I must admit, that subjective judging bit makes the entire sport kind of dumb to me. They get the distance points, sure, but… a jumper earns style points on a scale of 0 to 20 from five judges, and the highest and lowest scores are eliminated. A jump with perfect power, boldness, precision, fluidity and control of the jump from the take-off through the flight, the landing, and the out-run can earn a maximum of 60 style points.
Points can be added or subtracted based on the gate and wind factor. What?
Depending on the strength and direction of the wind, the athletes can have points added or deducted from their scores. Points are added when there are less favorable wind conditions; likewise, if there is a headwind, giving athletes more lift, points are subtracted. Get out of here with that nonsense.
The gate adjustments also affects scores.
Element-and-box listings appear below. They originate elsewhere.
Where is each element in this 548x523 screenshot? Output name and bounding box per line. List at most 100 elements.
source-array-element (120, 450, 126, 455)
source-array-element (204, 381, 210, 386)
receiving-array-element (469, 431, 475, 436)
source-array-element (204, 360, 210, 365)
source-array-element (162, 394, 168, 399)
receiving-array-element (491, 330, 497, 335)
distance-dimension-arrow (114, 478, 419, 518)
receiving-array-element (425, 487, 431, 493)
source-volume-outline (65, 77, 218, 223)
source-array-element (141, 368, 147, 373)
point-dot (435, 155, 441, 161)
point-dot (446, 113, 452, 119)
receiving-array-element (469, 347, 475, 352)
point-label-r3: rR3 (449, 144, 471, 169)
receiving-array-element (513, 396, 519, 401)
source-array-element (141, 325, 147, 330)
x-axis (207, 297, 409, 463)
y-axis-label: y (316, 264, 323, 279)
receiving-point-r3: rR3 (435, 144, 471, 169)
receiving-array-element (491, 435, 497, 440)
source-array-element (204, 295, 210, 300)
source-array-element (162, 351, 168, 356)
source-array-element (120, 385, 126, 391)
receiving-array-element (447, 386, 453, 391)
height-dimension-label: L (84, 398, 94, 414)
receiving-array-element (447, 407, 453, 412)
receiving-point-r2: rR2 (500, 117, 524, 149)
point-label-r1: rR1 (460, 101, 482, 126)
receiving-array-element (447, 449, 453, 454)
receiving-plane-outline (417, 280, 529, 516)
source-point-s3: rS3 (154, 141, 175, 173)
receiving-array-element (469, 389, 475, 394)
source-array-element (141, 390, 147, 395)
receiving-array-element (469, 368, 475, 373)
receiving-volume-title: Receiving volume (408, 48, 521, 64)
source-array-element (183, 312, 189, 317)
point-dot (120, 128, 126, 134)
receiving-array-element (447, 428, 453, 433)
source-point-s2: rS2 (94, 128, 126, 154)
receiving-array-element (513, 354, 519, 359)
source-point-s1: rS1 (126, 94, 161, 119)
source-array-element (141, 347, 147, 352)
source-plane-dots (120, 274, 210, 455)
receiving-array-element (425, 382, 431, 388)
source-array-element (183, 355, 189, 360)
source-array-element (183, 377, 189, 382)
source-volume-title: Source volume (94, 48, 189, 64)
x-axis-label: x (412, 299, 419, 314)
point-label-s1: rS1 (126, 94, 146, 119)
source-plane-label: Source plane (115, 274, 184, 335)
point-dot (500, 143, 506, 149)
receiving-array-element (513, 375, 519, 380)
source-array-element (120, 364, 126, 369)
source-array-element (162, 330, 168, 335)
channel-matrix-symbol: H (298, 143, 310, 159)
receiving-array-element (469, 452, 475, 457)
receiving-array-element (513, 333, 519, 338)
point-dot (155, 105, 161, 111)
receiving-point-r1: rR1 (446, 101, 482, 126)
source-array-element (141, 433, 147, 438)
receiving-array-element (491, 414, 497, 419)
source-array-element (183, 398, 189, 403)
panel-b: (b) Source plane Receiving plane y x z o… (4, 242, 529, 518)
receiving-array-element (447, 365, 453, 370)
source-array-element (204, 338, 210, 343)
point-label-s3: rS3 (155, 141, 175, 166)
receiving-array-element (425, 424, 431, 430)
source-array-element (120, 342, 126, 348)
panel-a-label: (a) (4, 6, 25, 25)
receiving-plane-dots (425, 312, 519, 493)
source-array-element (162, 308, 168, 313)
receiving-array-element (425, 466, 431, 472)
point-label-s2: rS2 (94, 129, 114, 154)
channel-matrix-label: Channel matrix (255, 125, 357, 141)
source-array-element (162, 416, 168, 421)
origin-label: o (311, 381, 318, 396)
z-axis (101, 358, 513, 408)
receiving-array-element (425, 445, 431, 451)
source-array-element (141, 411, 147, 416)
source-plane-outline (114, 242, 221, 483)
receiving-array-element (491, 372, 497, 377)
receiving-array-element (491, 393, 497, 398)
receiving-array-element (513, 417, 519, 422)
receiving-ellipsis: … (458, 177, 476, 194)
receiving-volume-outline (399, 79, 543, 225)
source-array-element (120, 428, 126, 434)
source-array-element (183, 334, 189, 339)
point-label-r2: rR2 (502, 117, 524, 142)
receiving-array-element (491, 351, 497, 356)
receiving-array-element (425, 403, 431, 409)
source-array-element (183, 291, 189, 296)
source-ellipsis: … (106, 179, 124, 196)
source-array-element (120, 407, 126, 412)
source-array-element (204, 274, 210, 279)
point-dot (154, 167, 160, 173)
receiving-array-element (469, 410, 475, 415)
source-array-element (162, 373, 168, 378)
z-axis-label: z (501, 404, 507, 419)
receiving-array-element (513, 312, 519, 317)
Points are reduced for a higher starting gate, while points are added for a lower start gate. Coaches or a technical jury can adjust an athlete’s starting gate before a run. We saw this in action at Jumpfest; helpers would move the gate at the top of the hill up and down depending on what the jumper wanted. Some waited a while and the announcer explained they were waiting for proper wind conditions for scoring.
Man, just jump. I’ve never liked any judged sports because they are judged. I appreciate the gymnasts and divers and ski jumpers, sure, but I much prefer less subjective competitions.
Jumpfest is cool. It was well-run and had a really welcoming and fun atmosphere. Two giant firepits kept people warm and it’s awesome that our little Salisbury hosts national level ski jumping competitions from time to time.
You should get out there one of these years.